Di questa affascinante galleria figurativa faranno parte
la Sacra Conversazione del Metropolitan Museum di New
York, degli anni veneziani, l’enigmatica Dorotea di
Berlino, la solenne pala con la Sacra Famiglia in un
paesaggio della Cattedrale di Burgos, il Cristo
portacroce col Cireneo del Prado.
È
d’altro canto nel ritratto, che si coglie il timbro
originale di questo artista della prima metà del
Cinquecento, un artista capace di dare inconsueta
imponenza, con opere spesso a grandezza naturale, ai
soggetti dei propri dipinti.
Dal
formidabile quadro dei primissimi tempi romani, il
Cardinal Ferry Carondolet col segretario, prestito
sontuoso del Museo Thyssen-Bornemisza di Madrid, al
Ritratto di umanista della National Gallery of Art di
Washington, dal Ritratto di Anton Francesco degli
Albizzi del Museum of Fine Arts di Houston all’Andrea
Doria della collezione dei principi Doria a Genova, dal
´giorgionesco` Ritratto d`uomo in arme di Hartford al
Ritratto di giovane barbato di Austin, accattivante
opera di piccolo formato.
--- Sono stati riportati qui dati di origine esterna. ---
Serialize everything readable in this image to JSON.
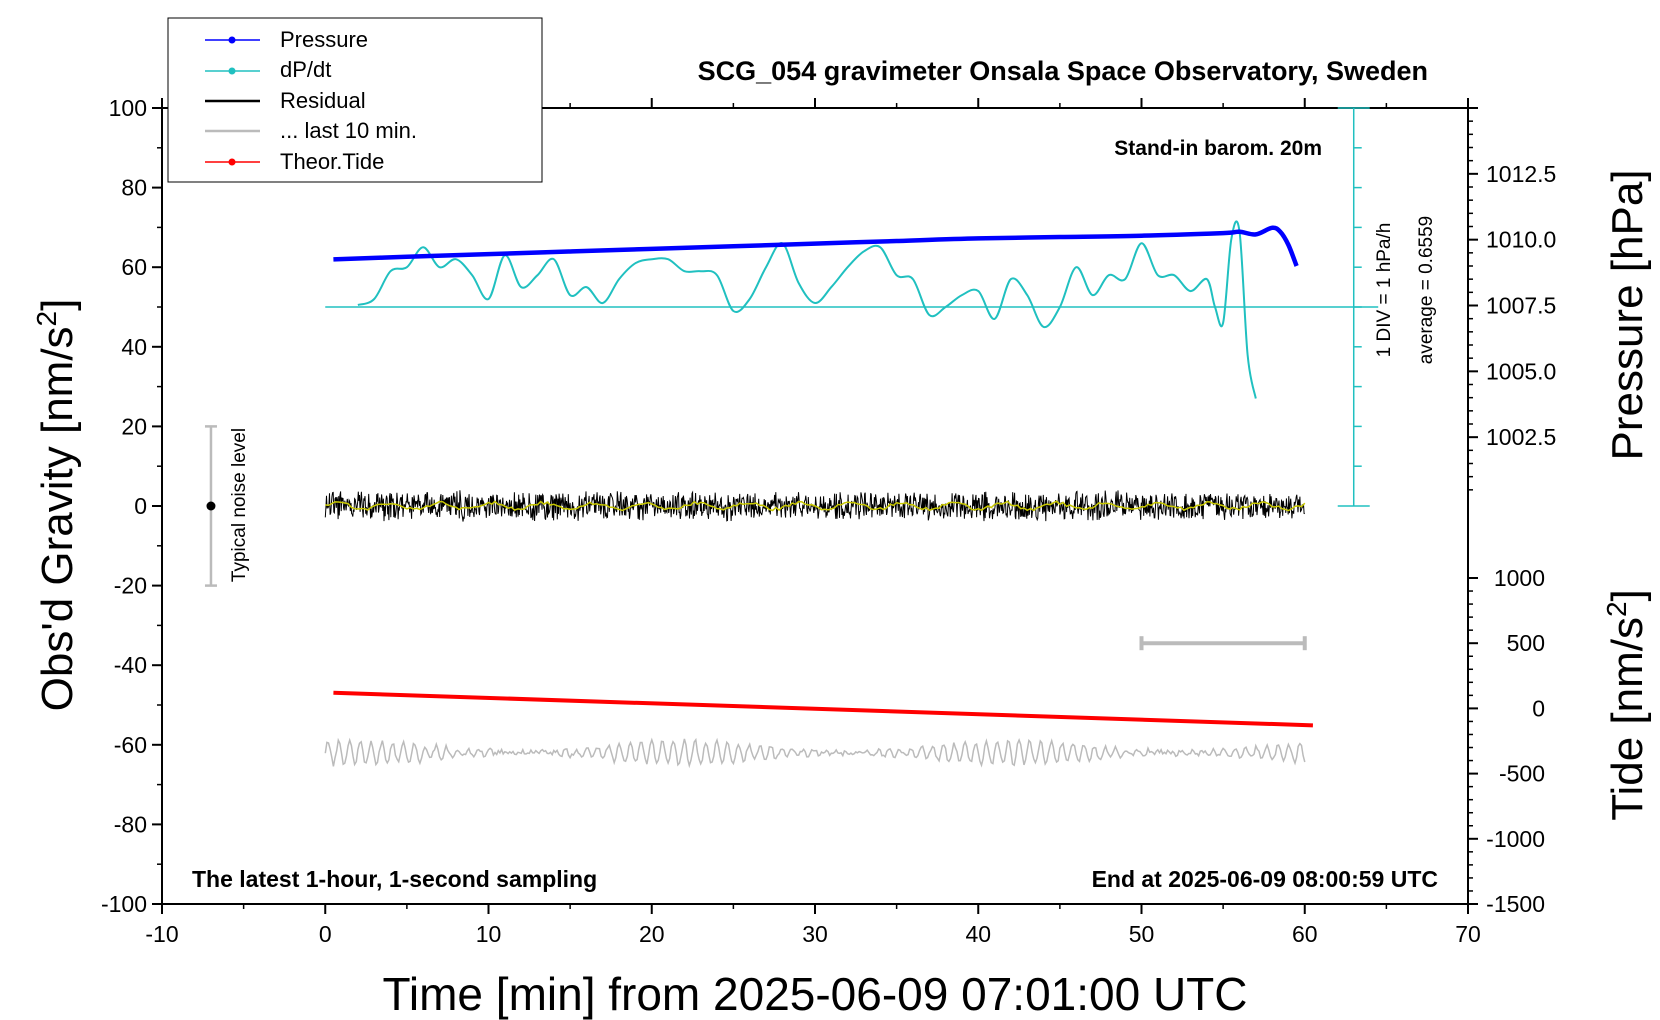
{
  "chart_data": {
    "type": "line",
    "title": "SCG_054 gravimeter Onsala Space Observatory, Sweden",
    "xlabel": "Time [min] from 2025-06-09 07:01:00 UTC",
    "ylabel": "Obs'd Gravity [nm/s",
    "ylabel_sup": "2",
    "ylabel_end": "]",
    "y2label": "Pressure [hPa]",
    "y3label": "Tide [nm/s",
    "y3label_sup": "2",
    "y3label_end": "]",
    "xlim": [
      -10,
      70
    ],
    "ylim": [
      -100,
      100
    ],
    "pressure_ylim": [
      1000.0,
      1015.0
    ],
    "tide_ylim": [
      -1500,
      1000
    ],
    "xticks": [
      "-10",
      "0",
      "10",
      "20",
      "30",
      "40",
      "50",
      "60",
      "70"
    ],
    "yticks": [
      "100",
      "80",
      "60",
      "40",
      "20",
      "0",
      "-20",
      "-40",
      "-60",
      "-80",
      "-100"
    ],
    "pressure_ticks": [
      "1012.5",
      "1010.0",
      "1007.5",
      "1005.0",
      "1002.5"
    ],
    "tide_ticks": [
      "1000",
      "500",
      "0",
      "-500",
      "-1000",
      "-1500"
    ],
    "legend": {
      "position": "top-left",
      "entries": [
        "Pressure",
        "dP/dt",
        "Residual",
        "... last 10 min.",
        "Theor.Tide"
      ]
    },
    "annotations": {
      "stand_in": "Stand-in barom. 20m",
      "div_label": "1 DIV = 1 hPa/h",
      "average_label": "average = 0.6559",
      "noise_label": "Typical noise level",
      "bottom_left": "The latest 1-hour, 1-second sampling",
      "bottom_right": "End at 2025-06-09 08:00:59 UTC"
    },
    "colors": {
      "pressure": "#0000ff",
      "dpdt": "#20c0c0",
      "residual": "#000000",
      "residual_smooth": "#c8c800",
      "last10": "#bbbbbb",
      "tide": "#ff0000",
      "noise_bar": "#bbbbbb"
    },
    "series": [
      {
        "name": "Pressure",
        "unit": "hPa",
        "x": [
          0.5,
          5,
          10,
          15,
          20,
          25,
          30,
          35,
          40,
          45,
          50,
          55,
          56,
          57,
          58,
          58.5,
          59,
          59.5
        ],
        "values": [
          1009.25,
          1009.35,
          1009.45,
          1009.55,
          1009.65,
          1009.75,
          1009.85,
          1009.95,
          1010.05,
          1010.1,
          1010.15,
          1010.25,
          1010.3,
          1010.2,
          1010.45,
          1010.3,
          1009.8,
          1009.0
        ]
      },
      {
        "name": "dP/dt",
        "unit": "nm/s2",
        "x": [
          2,
          3,
          4,
          5,
          6,
          7,
          8,
          9,
          10,
          11,
          12,
          13,
          14,
          15,
          16,
          17,
          18,
          19,
          20,
          21,
          22,
          23,
          24,
          25,
          26,
          27,
          28,
          29,
          30,
          31,
          32,
          33,
          34,
          35,
          36,
          37,
          38,
          39,
          40,
          41,
          42,
          43,
          44,
          45,
          46,
          47,
          48,
          49,
          50,
          51,
          52,
          53,
          54,
          54.5,
          55,
          55.5,
          56,
          56.5,
          57
        ],
        "values": [
          50.5,
          52,
          59,
          60,
          65,
          60,
          62,
          58,
          52,
          63,
          55,
          58,
          62,
          53,
          55,
          51,
          57,
          61,
          62,
          62,
          59,
          59,
          58,
          49,
          52,
          60,
          66,
          56,
          51,
          55,
          60,
          64,
          65,
          58,
          57,
          48,
          50,
          53,
          54,
          47,
          57,
          53,
          45,
          50,
          60,
          53,
          58,
          57,
          66,
          58,
          58,
          54,
          57,
          50,
          46,
          67,
          69,
          38,
          27
        ]
      },
      {
        "name": "Residual",
        "unit": "nm/s2",
        "x_range": [
          0,
          60
        ],
        "center": 0,
        "amplitude": 4
      },
      {
        "name": "... last 10 min.",
        "unit": "nm/s2",
        "x_range": [
          0,
          60
        ],
        "center": -62,
        "amplitude": 3
      },
      {
        "name": "Theor.Tide",
        "unit": "nm/s2",
        "x": [
          0.5,
          60.5
        ],
        "values": [
          120,
          -130
        ]
      }
    ],
    "dpdt_scale": {
      "baseline": 50,
      "scale_x": 63,
      "range": [
        0,
        100
      ],
      "minor_step": 10
    },
    "noise_bar": {
      "x": -7,
      "center": 0,
      "halfwidth": 20
    },
    "tide_scale_bar": {
      "x": [
        50,
        60
      ],
      "tide_value": 500
    }
  }
}
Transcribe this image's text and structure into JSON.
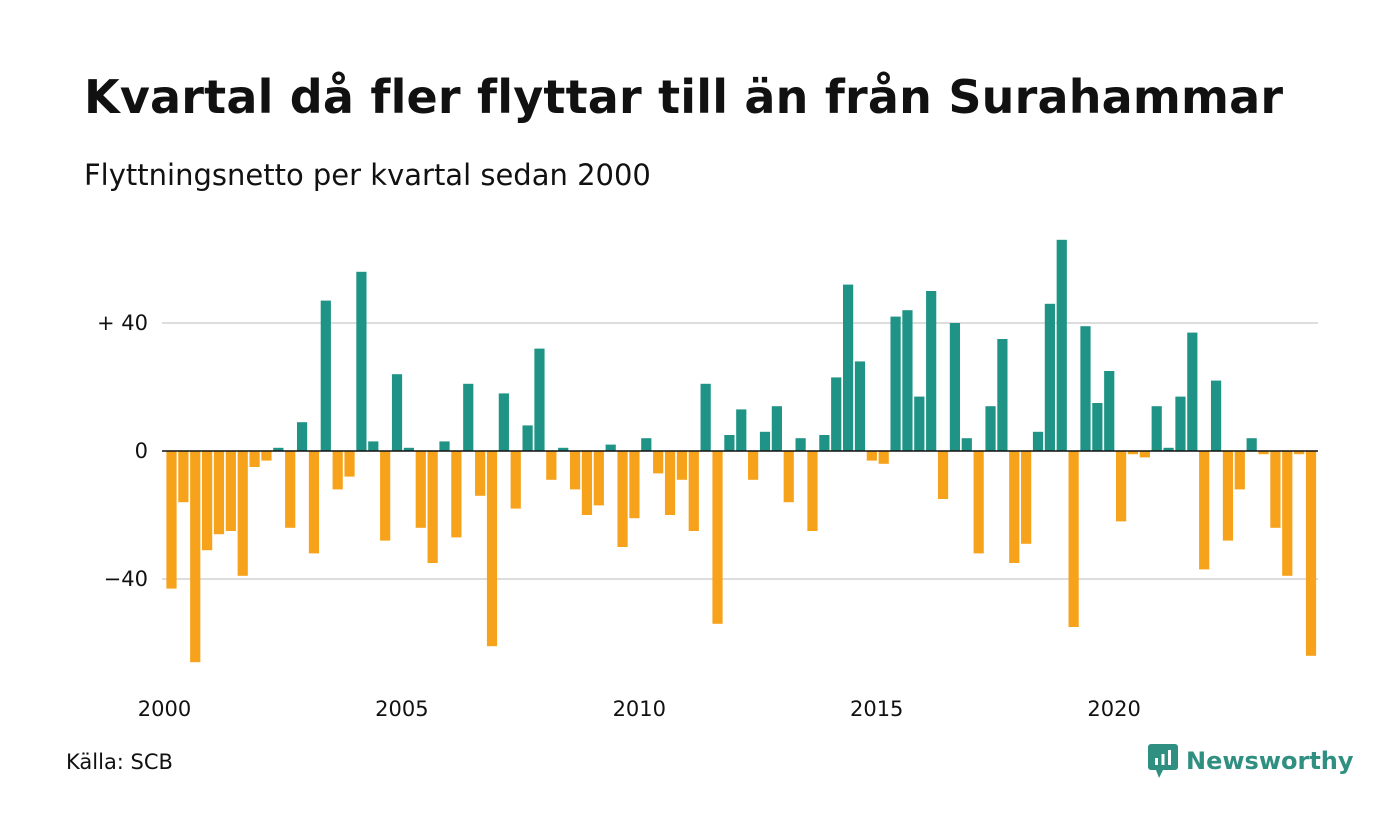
{
  "header": {
    "title": "Kvartal då fler flyttar till än från Surahammar",
    "subtitle": "Flyttningsnetto per kvartal sedan 2000"
  },
  "footer": {
    "source": "Källa: SCB",
    "brand": "Newsworthy",
    "brand_icon": "newsworthy-logo-icon"
  },
  "colors": {
    "positive": "#1f9486",
    "negative": "#f7a21b",
    "grid": "#dddddd",
    "axis": "#111111",
    "brand": "#2f8f80"
  },
  "chart_data": {
    "type": "bar",
    "x_start": "2000 Q1",
    "series": [
      {
        "values": [
          -43,
          -16,
          -66,
          -31,
          -26,
          -25,
          -39,
          -5,
          -3,
          1,
          -24,
          9,
          -32,
          47,
          -12,
          -8,
          56,
          3,
          -28,
          24,
          1,
          -24,
          -35,
          3,
          -27,
          21,
          -14,
          -61,
          18,
          -18,
          8,
          32,
          -9,
          1,
          -12,
          -20,
          -17,
          2,
          -30,
          -21,
          4,
          -7,
          -20,
          -9,
          -25,
          21,
          -54,
          5,
          13,
          -9,
          6,
          14,
          -16,
          4,
          -25,
          5,
          23,
          52,
          28,
          -3,
          -4,
          42,
          44,
          17,
          50,
          -15,
          40,
          4,
          -32,
          14,
          35,
          -35,
          -29,
          6,
          46,
          66,
          -55,
          39,
          15,
          25,
          -22,
          -1,
          -2,
          14,
          1,
          17,
          37,
          -37,
          22,
          -28,
          -12,
          4,
          -1,
          -24,
          -39,
          -1,
          -64
        ]
      }
    ],
    "x_ticks": [
      "2000",
      "2005",
      "2010",
      "2015",
      "2020"
    ],
    "y_ticks": [
      {
        "value": 40,
        "label": "+ 40"
      },
      {
        "value": 0,
        "label": "0"
      },
      {
        "value": -40,
        "label": "−40"
      }
    ],
    "ylim": [
      -70,
      70
    ],
    "grid": true
  }
}
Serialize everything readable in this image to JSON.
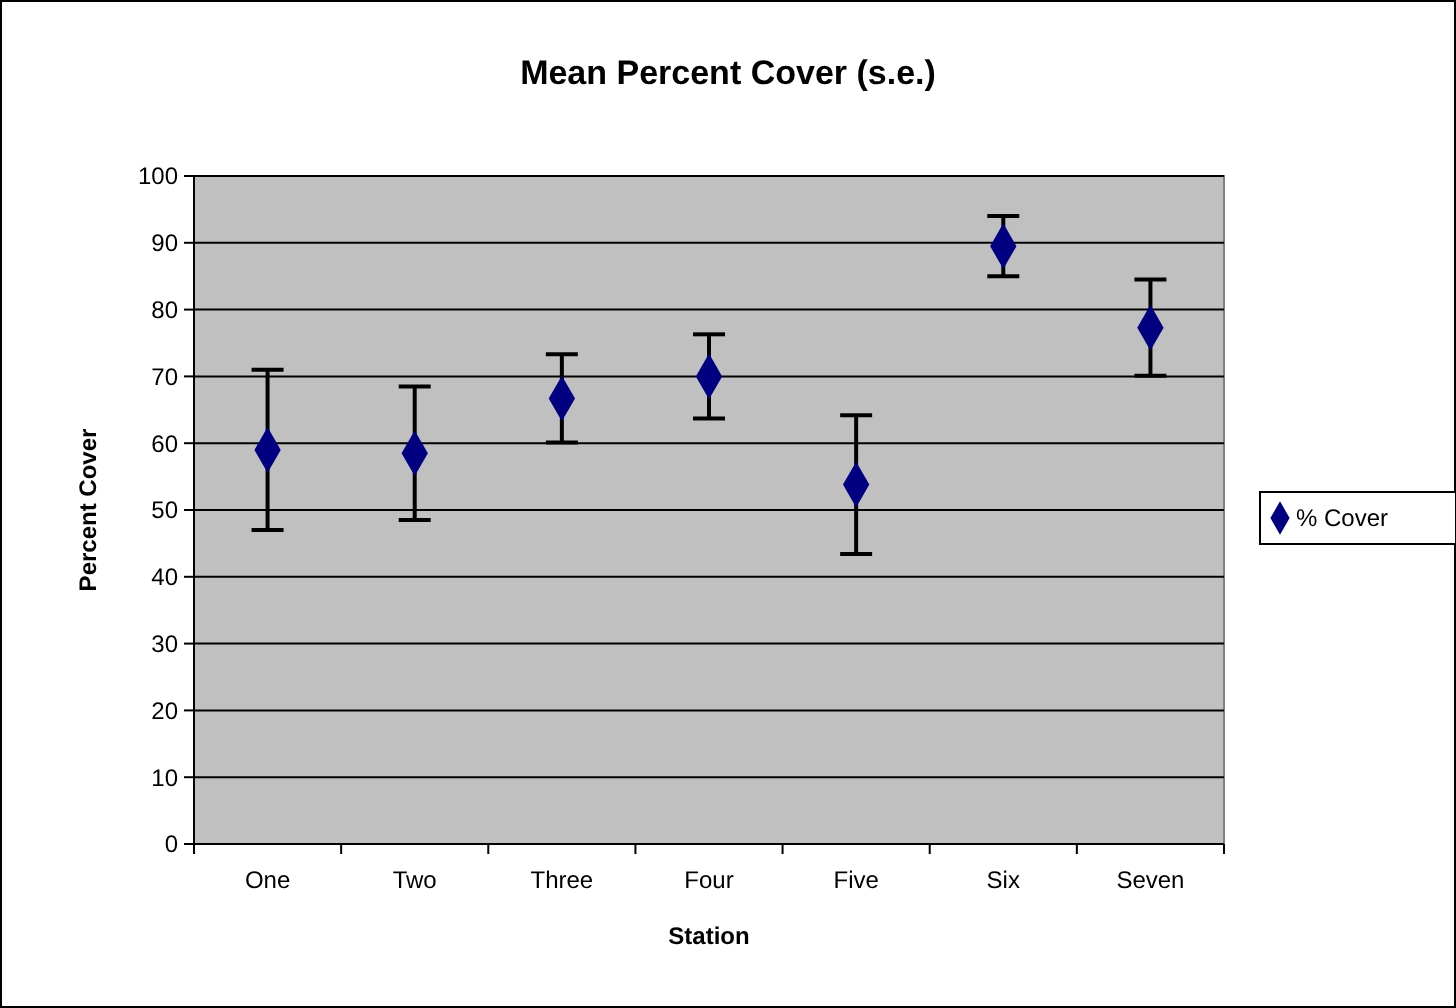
{
  "chart_data": {
    "type": "scatter",
    "title": "Mean Percent Cover (s.e.)",
    "xlabel": "Station",
    "ylabel": "Percent Cover",
    "categories": [
      "One",
      "Two",
      "Three",
      "Four",
      "Five",
      "Six",
      "Seven"
    ],
    "series": [
      {
        "name": "% Cover",
        "color": "#000080",
        "values": [
          59,
          58.5,
          66.7,
          70,
          53.8,
          89.5,
          77.3
        ],
        "errors": [
          12,
          10,
          6.6,
          6.3,
          10.4,
          4.5,
          7.2
        ]
      }
    ],
    "ylim": [
      0,
      100
    ],
    "yticks": [
      0,
      10,
      20,
      30,
      40,
      50,
      60,
      70,
      80,
      90,
      100
    ],
    "grid": "y",
    "legend": "right",
    "marker": "diamond"
  }
}
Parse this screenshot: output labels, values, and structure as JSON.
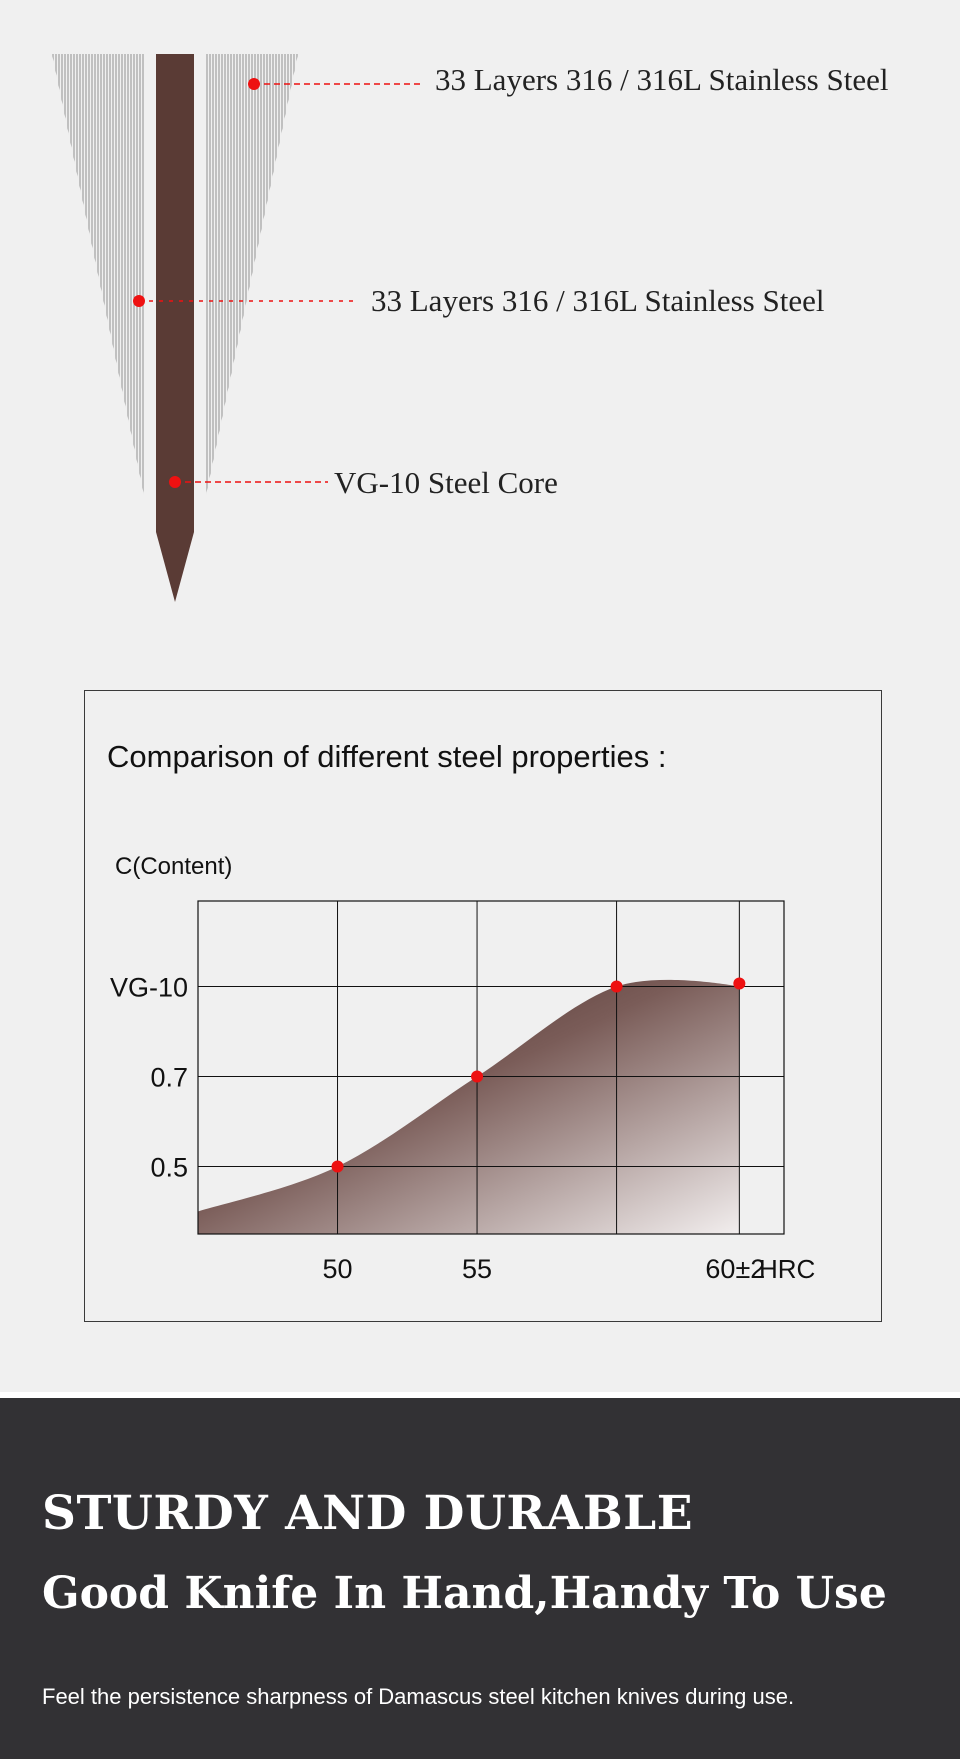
{
  "diagram": {
    "callouts": [
      {
        "label": "33 Layers 316 / 316L Stainless Steel"
      },
      {
        "label": "33 Layers 316 / 316L Stainless Steel"
      },
      {
        "label": "VG-10 Steel Core"
      }
    ],
    "colors": {
      "core": "#5a3b35",
      "layers": "#9a9a9a",
      "marker": "#ee1111"
    }
  },
  "chart": {
    "title": "Comparison of different steel properties :"
  },
  "chart_data": {
    "type": "area",
    "xlabel": "HRC",
    "ylabel": "C(Content)",
    "x_ticks": [
      {
        "value": 50,
        "label": "50"
      },
      {
        "value": 55,
        "label": "55"
      },
      {
        "value": 60,
        "label": "60±2"
      }
    ],
    "y_ticks": [
      {
        "value": 0.5,
        "label": "0.5"
      },
      {
        "value": 0.7,
        "label": "0.7"
      },
      {
        "value": 0.9,
        "label": "VG-10"
      }
    ],
    "xlim": [
      45,
      66
    ],
    "ylim": [
      0.35,
      1.09
    ],
    "points": [
      {
        "x": 50,
        "y": 0.5
      },
      {
        "x": 55,
        "y": 0.7
      },
      {
        "x": 60,
        "y": 0.9
      },
      {
        "x": 64.4,
        "y": 0.9
      }
    ],
    "curve": [
      {
        "x": 45,
        "y": 0.4
      },
      {
        "x": 50,
        "y": 0.5
      },
      {
        "x": 55,
        "y": 0.7
      },
      {
        "x": 60,
        "y": 0.9
      },
      {
        "x": 64.4,
        "y": 0.9
      }
    ],
    "grid": true,
    "fill": "gradient brown",
    "marker_color": "#ee1111"
  },
  "footer": {
    "headline_1": "STURDY AND DURABLE",
    "headline_2": "Good Knife In Hand,Handy To Use",
    "tagline": "Feel the persistence sharpness of Damascus steel kitchen knives during use."
  }
}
Dotato di talento certo non
inferiore a quello dei massimi protagonisti del
Rinascimento, Sebastiano fu nei fatti il ritrattista di
papa Clemente VII.
Il
pontefice Medici si offre al visitatore di questa mostra
nelle sue due “facce”: glabro prima del sacco di Roma
(1527), nella grande tela, e con barba nello studio su
lavagna, entrambe opere del Museo e Gallerie Nazionali
di Capodimonte a Napoli.
Il forte ascendente esercitato dal pittore veneziano ben
oltre i confini del suo secolo, che segna dal punto di
vista iconografico e stilistico l’intera età
post-tridentina, è testimoniato dalla presenza in mostra
di opere di alcuni artisti spagnoli e italiani, nella
cui produzione è chiaramente evidente l’influenza
sebastianesca.
L’esposizione
della quasi totale produzione grafica di Sebastiano,
divisa in due serie distinte per le due sedi di Roma e
Berlino, contemplanti ciascuna una ventina di fogli, dà
ulteriore valore al carattere monografico
dell’iniziativa, in cui, rispetto alla produzione
completa dell’artista mancheranno appena una dozzina
d’opere (tra queste la colossale e inamovibile
Resurrezione di Lazzaro oggi alla National Gallery di
Londra, commissionata all’artista dal cardinal Giulio
de’ Medici, futuro Clemente VII, in contemporanea alla
Trasfigurazione di Raffaello oggi alla Pinacoteca
Vaticana).
Il visitatore dell’esposizione nella sede romana,
infine, avrà l’opportunità di completare il percorso di
scoperta di Sebastiano del Piombo (l’appellativo gli
deriva dalla funzione di responsabile dei sigilli alla
corrispondenza papale, assunta nel 1531) con ulteriori
opere di grande formato e per loro natura
intrasportabili.
Si fa
riferimento ai cicli d’affreschi dipinti su commissione
del mèntore Agostino Chigi nella Villa della Farnesina
(1511-12), un lavoro nel quale Sebastiano si confronta
per la prima volta con Raffaello, e agli affreschi della
cappella del mercante fiorentino Pierfrancesco
Borgherini, nella Chiesa di San Pietro in Montorio al
Gianicolo (1516-24), con la Flagellazione sulla parete
di fondo e la Trasfigurazione nella calotta absidale,
per le quali pitture Sebastiano del Piombo si avvalse di
progetti grafici di Michelangelo.
Nella
Chiesa di Santa Maria del Popolo è conservata, invece,
la gigantesca pala su ardesia dedicata alla Natività
della Vergine, altra commissione di Agostino Chigi.